USGBC Expands LEED Volume Program to Building Operations
By Evan Dick
Retailer Kohl's is among the early participants in the LEED-EBOM Volume certification program. Real estate companies Bentall Kennedy and Cushman & Wakefield have also had several buildings certified under the new program already.
Large property owners and managers are increasingly turning to LEED to certify not only their new buildings but also their operations, through LEED for Existing Buildings: Operations & Maintenance (LEED-EBOM). To meet that need, the U.S. Green Building Council (USGBC) now offers volume LEED-EBOM certification through its LEED Volume Program, introduced in 2010 (see LEED Volume Certification Program Launched). The program streamlines the certification process for larger LEED customers—those seeking certification for 25 or more buildings within three years.
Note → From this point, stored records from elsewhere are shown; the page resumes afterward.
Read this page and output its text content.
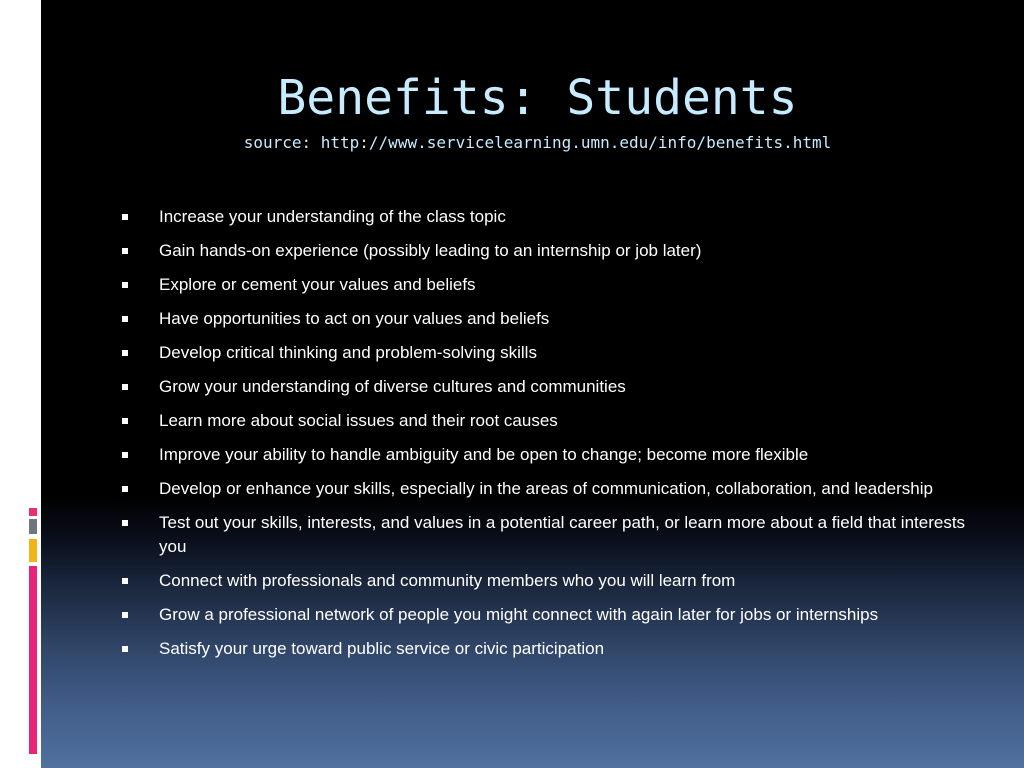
Benefits: Students

source: http://www.servicelearning.umn.edu/info/benefits.html

Increase your understanding of the class topic
Gain hands-on experience (possibly leading to an internship or job later)
Explore or cement your values and beliefs
Have opportunities to act on your values and beliefs
Develop critical thinking and problem-solving skills
Grow your understanding of diverse cultures and communities
Learn more about social issues and their root causes
Improve your ability to handle ambiguity and be open to change; become more flexible
Develop or enhance your skills, especially in the areas of communication, collaboration, and leadership
Test out your skills, interests, and values in a potential career path, or learn more about a field that interests you
Connect with professionals and community members who you will learn from
Grow a professional network of people you might connect with again later for jobs or internships
Satisfy your urge toward public service or civic participation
Like the volume program for LEED design and construction, the program for LEED-EBOM focuses on a LEED prototype as the basis for volume certification. Rather than relying on design and construction elements and physical features, though, the prototype uses standardized strategies and quality-control measures for maintenance and management that can be implemented across a variety of dissimilar buildings.
The prototype is designed to target LEED credits that are not site-specific. For example, the retailer Kohl’s has certified 59 stores through the LEED-EBOM volume program and reports increased energy efficiency and reduced indoor and outdoor water use. As with the volume program for design and construction, the program for LEED-EBOM considers technical and managerial uniformity as well as quality control and education plans as key components for certification. There is an audit and penalty structure to make sure that customers meet their commitments to the program.
More information about the LEED Volume Program and the application process is available on the U.S. Green Building Council website.